Concrètement, comment avez-vous approché les investisseurs?
Heintze: Principalement dans des événements de pitch en Suisse qui s’adressent spécialement aux investisseurs et sont suivis d’une partie networking. Pour notre deuxième levée de fonds, nous avons surtout activé notre réseau. Redalpine Venture Partners a ici joué un rôle important en nous mettant en contact avec d’autres structures.
Le deuxième round de financement s’est donc révélé plus facile?

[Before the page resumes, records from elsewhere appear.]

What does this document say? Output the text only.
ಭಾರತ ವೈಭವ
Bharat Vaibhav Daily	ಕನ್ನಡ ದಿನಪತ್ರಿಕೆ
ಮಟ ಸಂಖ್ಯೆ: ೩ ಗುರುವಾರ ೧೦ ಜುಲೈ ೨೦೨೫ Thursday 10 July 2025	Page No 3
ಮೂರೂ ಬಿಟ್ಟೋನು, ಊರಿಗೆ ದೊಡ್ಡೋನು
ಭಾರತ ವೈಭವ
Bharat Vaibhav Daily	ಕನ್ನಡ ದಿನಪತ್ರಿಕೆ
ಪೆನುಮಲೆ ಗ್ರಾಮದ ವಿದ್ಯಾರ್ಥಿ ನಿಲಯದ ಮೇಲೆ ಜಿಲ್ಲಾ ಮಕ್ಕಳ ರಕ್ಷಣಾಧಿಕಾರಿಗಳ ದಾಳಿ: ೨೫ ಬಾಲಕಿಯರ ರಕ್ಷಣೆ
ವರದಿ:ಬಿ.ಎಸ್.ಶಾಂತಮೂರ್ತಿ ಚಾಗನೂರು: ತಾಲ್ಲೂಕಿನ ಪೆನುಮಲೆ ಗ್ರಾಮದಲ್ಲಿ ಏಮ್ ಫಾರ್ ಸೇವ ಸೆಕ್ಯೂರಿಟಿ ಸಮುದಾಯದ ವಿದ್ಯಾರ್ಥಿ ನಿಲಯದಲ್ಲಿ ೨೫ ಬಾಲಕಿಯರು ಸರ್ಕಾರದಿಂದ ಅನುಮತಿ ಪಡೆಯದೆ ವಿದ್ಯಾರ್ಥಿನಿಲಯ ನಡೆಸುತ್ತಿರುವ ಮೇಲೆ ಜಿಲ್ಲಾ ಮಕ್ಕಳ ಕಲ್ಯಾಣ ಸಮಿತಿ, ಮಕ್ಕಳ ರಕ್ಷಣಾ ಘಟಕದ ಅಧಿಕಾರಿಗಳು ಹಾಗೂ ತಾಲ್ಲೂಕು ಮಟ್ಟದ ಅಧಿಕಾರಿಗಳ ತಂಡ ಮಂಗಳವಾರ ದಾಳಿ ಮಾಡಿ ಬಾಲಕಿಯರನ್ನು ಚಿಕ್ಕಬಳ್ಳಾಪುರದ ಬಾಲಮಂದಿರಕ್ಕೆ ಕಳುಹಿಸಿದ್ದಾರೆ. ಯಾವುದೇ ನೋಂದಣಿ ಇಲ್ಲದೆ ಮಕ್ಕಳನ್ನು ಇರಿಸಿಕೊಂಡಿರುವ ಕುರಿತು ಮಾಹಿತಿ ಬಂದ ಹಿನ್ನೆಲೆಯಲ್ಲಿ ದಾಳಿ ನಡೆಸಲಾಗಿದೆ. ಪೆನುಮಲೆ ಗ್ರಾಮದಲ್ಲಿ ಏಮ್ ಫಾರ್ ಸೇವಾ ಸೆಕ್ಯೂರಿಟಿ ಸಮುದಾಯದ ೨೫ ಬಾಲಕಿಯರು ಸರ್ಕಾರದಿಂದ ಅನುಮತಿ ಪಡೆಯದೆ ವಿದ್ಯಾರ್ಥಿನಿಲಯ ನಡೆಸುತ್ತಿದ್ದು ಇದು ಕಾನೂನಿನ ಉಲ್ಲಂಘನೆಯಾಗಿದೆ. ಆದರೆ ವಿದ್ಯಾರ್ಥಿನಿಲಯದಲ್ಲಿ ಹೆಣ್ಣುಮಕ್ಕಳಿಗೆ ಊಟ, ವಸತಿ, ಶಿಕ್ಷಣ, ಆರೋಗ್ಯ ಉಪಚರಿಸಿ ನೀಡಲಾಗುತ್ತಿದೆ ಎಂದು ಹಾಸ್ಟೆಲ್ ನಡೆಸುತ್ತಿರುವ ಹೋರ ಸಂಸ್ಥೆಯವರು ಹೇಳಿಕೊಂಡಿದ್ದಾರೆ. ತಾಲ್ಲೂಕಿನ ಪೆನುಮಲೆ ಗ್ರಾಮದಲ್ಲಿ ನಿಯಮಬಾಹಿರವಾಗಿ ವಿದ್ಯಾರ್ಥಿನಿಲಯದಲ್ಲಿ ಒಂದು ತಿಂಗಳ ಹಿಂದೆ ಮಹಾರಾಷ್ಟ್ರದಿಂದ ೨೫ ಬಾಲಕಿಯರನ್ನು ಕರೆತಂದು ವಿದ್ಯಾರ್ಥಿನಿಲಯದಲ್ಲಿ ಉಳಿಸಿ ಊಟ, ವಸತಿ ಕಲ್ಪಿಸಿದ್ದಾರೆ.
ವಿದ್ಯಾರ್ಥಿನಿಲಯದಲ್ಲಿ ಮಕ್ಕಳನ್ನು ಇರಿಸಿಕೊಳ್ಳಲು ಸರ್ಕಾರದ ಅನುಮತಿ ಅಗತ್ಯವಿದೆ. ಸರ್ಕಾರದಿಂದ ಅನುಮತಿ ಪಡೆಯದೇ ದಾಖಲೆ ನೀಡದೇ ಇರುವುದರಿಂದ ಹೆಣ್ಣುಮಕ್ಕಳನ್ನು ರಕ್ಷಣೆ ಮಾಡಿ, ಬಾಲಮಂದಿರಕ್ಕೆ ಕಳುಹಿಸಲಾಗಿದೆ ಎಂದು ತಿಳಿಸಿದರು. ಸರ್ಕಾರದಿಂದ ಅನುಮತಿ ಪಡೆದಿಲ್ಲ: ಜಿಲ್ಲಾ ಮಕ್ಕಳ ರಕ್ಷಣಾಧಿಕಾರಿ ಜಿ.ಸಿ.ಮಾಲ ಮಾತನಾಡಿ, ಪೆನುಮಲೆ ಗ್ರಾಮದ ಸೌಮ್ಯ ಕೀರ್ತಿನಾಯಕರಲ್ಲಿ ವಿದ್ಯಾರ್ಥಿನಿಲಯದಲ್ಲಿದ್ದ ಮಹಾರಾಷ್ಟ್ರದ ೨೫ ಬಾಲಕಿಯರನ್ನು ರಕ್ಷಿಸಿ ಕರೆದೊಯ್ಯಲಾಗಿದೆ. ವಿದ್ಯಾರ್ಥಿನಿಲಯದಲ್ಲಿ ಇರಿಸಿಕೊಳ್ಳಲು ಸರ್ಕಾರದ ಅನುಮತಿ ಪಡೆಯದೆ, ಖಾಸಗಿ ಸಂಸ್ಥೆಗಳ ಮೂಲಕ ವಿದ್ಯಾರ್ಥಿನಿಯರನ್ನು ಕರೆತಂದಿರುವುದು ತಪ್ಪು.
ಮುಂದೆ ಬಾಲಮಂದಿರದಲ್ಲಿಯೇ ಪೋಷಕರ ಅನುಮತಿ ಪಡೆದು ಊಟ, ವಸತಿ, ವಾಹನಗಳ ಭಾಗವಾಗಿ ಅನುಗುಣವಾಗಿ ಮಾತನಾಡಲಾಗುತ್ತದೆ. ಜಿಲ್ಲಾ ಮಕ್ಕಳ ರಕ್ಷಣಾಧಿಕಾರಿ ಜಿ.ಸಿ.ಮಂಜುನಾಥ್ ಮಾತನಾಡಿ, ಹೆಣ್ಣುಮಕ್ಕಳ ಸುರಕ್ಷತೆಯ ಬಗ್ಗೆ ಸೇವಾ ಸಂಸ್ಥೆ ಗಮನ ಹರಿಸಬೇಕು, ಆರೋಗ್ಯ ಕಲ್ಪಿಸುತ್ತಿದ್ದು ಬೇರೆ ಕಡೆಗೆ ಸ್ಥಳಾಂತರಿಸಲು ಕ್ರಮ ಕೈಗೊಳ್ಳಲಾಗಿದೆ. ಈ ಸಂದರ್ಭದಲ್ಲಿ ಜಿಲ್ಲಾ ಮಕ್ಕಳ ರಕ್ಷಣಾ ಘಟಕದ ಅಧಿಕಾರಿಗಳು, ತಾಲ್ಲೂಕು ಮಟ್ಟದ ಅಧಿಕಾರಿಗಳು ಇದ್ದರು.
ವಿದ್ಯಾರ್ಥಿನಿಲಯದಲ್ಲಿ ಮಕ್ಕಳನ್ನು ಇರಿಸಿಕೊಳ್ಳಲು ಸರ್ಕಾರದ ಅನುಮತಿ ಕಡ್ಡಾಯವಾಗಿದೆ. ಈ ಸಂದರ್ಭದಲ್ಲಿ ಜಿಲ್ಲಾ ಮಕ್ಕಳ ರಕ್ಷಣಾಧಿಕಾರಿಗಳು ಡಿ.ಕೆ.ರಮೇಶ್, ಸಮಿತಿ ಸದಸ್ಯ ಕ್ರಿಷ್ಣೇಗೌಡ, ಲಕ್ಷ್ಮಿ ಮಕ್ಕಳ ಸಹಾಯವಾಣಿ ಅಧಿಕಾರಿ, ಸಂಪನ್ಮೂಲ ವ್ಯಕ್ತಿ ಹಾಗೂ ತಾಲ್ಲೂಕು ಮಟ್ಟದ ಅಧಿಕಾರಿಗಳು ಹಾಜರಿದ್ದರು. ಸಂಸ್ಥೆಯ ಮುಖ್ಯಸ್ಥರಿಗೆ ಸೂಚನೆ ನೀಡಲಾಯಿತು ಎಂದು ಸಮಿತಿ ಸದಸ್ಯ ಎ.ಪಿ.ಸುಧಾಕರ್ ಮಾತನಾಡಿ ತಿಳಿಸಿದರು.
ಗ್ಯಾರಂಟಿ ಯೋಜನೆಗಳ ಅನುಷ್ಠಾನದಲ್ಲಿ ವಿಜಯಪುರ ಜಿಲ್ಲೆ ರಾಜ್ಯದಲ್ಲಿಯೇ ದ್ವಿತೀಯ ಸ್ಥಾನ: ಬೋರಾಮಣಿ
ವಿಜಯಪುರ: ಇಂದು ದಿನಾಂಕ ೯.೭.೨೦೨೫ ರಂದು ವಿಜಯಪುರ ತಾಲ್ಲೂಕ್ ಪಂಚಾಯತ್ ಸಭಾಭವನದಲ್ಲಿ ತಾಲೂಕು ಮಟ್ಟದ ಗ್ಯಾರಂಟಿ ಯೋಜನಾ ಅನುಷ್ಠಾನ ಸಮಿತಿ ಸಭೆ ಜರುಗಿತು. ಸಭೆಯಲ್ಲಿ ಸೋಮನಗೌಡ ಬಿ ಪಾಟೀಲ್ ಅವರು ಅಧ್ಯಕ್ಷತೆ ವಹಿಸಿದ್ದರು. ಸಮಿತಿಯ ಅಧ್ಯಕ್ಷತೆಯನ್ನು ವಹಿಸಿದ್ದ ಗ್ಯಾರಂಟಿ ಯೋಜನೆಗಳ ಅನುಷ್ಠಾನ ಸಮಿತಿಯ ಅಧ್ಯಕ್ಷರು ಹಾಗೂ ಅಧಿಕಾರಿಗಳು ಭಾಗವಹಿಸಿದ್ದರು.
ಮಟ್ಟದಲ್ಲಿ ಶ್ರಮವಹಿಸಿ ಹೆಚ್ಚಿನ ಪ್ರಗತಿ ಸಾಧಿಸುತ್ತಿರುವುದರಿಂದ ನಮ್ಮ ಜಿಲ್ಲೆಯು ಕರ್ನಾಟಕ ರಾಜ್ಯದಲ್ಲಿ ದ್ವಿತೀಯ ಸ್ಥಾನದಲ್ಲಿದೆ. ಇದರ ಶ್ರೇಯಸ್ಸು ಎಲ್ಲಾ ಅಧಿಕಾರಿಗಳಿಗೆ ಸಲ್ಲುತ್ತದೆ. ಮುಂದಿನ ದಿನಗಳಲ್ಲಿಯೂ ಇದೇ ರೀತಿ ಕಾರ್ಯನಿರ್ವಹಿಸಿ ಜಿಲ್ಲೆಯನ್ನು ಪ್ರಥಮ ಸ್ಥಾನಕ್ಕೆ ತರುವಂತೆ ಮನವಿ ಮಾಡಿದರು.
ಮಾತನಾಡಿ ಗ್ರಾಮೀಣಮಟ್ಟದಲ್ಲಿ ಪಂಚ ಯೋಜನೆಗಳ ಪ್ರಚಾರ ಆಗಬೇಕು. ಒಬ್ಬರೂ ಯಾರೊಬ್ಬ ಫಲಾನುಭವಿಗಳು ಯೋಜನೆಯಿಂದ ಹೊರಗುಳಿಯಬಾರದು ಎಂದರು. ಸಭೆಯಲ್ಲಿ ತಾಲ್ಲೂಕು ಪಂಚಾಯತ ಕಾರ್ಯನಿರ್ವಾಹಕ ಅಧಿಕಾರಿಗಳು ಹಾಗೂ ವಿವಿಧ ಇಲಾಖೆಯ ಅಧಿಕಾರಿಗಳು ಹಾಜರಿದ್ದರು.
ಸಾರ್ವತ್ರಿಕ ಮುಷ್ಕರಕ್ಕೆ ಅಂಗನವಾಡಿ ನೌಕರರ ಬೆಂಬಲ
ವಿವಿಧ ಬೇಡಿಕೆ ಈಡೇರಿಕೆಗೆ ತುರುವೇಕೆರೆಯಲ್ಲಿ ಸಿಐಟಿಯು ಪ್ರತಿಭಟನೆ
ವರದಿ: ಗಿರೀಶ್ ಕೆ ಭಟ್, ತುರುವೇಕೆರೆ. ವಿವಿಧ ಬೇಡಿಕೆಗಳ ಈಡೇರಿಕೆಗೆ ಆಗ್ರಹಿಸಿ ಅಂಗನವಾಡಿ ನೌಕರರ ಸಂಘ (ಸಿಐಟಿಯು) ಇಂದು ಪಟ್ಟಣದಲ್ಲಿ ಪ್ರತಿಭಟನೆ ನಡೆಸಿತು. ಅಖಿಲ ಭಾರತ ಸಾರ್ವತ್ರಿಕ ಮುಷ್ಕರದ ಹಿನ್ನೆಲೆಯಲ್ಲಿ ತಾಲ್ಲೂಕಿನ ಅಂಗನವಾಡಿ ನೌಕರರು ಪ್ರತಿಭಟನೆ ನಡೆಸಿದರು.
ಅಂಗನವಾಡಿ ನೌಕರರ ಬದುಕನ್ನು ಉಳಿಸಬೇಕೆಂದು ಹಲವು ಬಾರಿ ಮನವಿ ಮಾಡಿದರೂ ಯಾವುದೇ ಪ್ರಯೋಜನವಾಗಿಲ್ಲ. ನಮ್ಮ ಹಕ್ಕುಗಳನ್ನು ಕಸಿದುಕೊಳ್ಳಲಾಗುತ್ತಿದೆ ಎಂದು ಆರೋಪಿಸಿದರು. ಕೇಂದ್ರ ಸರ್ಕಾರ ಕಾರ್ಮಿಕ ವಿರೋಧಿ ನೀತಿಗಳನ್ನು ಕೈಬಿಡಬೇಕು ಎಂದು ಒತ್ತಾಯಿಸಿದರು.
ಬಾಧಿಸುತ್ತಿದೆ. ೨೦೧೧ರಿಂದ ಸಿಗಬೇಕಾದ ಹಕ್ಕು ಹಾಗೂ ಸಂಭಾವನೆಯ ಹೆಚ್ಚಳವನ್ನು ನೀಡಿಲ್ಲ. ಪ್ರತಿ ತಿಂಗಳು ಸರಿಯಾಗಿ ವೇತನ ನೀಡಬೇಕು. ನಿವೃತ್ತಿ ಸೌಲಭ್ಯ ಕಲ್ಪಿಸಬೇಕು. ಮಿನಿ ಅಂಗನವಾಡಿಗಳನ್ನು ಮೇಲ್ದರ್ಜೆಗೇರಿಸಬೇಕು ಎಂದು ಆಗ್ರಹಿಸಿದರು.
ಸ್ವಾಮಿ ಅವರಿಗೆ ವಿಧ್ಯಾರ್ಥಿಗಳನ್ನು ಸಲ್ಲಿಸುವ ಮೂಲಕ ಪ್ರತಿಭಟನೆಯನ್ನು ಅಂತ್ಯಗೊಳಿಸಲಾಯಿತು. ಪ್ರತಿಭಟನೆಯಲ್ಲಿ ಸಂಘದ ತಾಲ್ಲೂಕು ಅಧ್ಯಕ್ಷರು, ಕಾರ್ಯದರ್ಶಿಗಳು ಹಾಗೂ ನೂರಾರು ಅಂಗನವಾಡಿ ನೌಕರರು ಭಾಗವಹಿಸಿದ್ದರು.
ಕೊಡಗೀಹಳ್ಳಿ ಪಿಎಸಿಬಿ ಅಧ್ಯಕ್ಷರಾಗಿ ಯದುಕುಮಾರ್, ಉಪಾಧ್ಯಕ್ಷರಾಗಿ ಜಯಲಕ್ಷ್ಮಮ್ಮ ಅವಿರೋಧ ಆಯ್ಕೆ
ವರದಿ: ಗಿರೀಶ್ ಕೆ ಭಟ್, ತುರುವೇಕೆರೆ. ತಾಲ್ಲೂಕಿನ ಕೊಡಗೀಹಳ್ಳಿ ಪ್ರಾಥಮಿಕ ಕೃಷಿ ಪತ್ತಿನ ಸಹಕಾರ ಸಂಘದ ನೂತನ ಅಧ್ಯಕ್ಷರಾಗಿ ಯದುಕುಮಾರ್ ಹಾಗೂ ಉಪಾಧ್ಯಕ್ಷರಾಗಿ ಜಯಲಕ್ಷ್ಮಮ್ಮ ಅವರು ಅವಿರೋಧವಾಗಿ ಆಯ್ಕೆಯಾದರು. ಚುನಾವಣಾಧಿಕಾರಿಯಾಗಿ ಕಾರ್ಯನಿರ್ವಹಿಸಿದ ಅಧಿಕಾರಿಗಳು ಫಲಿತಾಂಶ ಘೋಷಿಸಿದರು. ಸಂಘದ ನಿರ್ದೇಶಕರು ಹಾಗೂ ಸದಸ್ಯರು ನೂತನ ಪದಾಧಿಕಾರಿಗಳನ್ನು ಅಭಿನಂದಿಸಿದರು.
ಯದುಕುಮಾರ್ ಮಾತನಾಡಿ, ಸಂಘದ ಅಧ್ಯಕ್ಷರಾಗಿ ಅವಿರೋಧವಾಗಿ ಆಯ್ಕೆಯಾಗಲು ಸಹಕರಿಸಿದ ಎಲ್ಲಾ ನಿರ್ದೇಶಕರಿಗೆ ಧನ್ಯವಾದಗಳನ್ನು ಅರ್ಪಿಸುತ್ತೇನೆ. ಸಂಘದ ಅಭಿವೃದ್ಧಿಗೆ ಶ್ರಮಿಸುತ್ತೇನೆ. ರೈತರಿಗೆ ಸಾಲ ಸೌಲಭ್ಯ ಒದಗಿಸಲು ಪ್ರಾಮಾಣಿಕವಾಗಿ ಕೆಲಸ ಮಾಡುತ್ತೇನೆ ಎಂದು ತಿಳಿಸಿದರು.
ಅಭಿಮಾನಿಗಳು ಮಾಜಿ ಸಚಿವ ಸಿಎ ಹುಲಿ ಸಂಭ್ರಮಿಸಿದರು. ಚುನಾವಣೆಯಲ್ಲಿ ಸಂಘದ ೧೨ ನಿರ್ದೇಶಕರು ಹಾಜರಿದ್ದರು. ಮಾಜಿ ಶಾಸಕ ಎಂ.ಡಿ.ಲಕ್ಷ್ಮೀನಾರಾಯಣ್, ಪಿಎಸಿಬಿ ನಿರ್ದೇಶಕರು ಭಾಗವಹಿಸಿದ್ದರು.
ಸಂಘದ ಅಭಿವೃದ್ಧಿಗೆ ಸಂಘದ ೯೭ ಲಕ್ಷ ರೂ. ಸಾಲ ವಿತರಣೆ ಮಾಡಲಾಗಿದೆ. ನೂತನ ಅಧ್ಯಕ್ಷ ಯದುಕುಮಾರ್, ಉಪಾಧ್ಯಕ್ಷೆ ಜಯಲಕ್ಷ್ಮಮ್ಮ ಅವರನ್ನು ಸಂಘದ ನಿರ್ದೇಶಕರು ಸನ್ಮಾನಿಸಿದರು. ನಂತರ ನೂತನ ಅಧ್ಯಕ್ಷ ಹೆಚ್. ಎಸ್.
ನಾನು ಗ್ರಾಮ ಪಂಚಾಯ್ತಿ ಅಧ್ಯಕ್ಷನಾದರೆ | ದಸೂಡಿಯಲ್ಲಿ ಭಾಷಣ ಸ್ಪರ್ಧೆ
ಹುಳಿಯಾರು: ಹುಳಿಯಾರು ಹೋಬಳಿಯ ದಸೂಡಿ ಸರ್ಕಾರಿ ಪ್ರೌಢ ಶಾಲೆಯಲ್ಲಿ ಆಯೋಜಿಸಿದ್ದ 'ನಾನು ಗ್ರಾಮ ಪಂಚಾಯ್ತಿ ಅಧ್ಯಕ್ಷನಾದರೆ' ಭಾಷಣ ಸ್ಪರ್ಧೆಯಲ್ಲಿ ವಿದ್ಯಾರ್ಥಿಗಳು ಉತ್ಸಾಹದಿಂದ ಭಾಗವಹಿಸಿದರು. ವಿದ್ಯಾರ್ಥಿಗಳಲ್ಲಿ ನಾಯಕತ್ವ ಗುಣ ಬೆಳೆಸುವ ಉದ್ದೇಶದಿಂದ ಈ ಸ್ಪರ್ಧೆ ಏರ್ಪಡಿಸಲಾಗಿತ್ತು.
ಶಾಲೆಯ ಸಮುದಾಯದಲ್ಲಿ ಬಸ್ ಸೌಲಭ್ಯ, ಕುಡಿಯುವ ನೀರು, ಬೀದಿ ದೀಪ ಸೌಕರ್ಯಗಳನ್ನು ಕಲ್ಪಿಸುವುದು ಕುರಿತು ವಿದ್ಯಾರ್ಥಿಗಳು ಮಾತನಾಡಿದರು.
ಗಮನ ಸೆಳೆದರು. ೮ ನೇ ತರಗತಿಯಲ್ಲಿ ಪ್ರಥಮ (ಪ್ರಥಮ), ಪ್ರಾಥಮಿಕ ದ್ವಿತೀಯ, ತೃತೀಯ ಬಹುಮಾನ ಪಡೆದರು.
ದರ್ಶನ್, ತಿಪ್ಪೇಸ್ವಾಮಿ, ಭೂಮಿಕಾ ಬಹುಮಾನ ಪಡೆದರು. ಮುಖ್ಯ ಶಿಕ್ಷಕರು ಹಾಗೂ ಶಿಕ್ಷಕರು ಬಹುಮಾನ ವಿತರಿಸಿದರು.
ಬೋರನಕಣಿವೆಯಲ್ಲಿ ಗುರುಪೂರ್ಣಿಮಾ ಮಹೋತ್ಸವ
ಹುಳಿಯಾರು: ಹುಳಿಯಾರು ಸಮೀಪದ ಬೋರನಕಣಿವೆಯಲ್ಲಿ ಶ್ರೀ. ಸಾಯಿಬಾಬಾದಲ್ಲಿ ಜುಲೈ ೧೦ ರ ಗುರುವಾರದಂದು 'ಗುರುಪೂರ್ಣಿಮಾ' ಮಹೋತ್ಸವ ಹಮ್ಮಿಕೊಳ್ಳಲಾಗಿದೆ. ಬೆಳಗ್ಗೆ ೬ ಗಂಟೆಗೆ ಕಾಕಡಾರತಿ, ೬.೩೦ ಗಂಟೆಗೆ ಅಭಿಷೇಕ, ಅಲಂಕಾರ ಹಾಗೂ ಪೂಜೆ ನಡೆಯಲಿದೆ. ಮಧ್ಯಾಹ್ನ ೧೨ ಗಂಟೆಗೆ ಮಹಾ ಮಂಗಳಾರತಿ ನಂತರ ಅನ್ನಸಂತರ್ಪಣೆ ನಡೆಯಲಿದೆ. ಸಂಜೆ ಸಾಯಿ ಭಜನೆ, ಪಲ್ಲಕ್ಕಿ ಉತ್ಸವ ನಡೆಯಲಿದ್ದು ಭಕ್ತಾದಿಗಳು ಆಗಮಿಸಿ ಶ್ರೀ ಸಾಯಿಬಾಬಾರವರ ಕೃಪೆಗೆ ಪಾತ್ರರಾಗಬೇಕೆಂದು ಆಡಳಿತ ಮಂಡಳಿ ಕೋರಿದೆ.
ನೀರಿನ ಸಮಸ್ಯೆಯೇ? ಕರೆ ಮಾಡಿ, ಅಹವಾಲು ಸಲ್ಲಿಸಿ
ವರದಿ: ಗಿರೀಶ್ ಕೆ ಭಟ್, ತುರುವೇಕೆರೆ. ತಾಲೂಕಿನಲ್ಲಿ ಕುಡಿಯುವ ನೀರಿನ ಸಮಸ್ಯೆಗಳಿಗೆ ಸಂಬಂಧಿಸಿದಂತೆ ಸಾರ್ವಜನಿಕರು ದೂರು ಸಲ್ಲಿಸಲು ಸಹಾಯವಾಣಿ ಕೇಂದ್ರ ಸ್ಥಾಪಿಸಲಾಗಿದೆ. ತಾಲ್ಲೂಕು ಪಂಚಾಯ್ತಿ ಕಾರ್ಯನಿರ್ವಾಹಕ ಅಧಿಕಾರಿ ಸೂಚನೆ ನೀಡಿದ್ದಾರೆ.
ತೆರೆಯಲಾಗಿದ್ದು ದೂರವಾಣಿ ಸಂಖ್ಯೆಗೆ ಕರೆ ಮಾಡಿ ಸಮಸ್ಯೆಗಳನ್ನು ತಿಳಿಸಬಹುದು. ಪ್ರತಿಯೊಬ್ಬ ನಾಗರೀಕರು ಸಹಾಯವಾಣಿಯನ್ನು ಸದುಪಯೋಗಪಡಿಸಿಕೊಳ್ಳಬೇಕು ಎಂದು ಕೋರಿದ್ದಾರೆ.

Heintze: Oui. Réussir un premier tour de table débloque les choses pour la suite. Nous avons bouclé une deuxième levée de fonds de CHF 6 millions en automne 2017, ce qui nous a permis d’activer notre phase d’industrialisation. Cette fois-ci, le principal défi était de convaincre des investisseurs alignés sur notre vision. Il était important de trouver des partenaires prêts à apporter davantage que des fonds et disposés à nous faire bénéficier de leur expérience et de leur réseau. Actuellement, nous sommes en train de clore un troisième tour de financement de CHF 5 millions pour finaliser la phase d’industrialisation et obtenir le marquage CE.
Quels conseils donneriez-vous aux autres start-up?
Heintze: Le temps nécessaire pour clore le premier tour nous a vraiment surpris. Une fois le premier contact sérieux avec notre investisseur principal établi, nous pensions que trois mois suffiraient, mais il a fallu un an. Plusieurs modifications de contrat et la validation de chaque nouvelle version ont notamment pris du temps. Nous n’avions pas beaucoup de réserve sur le plan financier, ce qui s’est révélé très compliqué à gérer. Je conseille donc aux start-up qui se lancent de prévoir de la marge. De manière plus générale, je recommande de continuer à chercher des options même une fois qu’un investisseur a mis une offre concrète sur la table. Disposer d’alternatives permet d’être plus à l’aise dans les discussions et facilite la négociation des termes du contrat.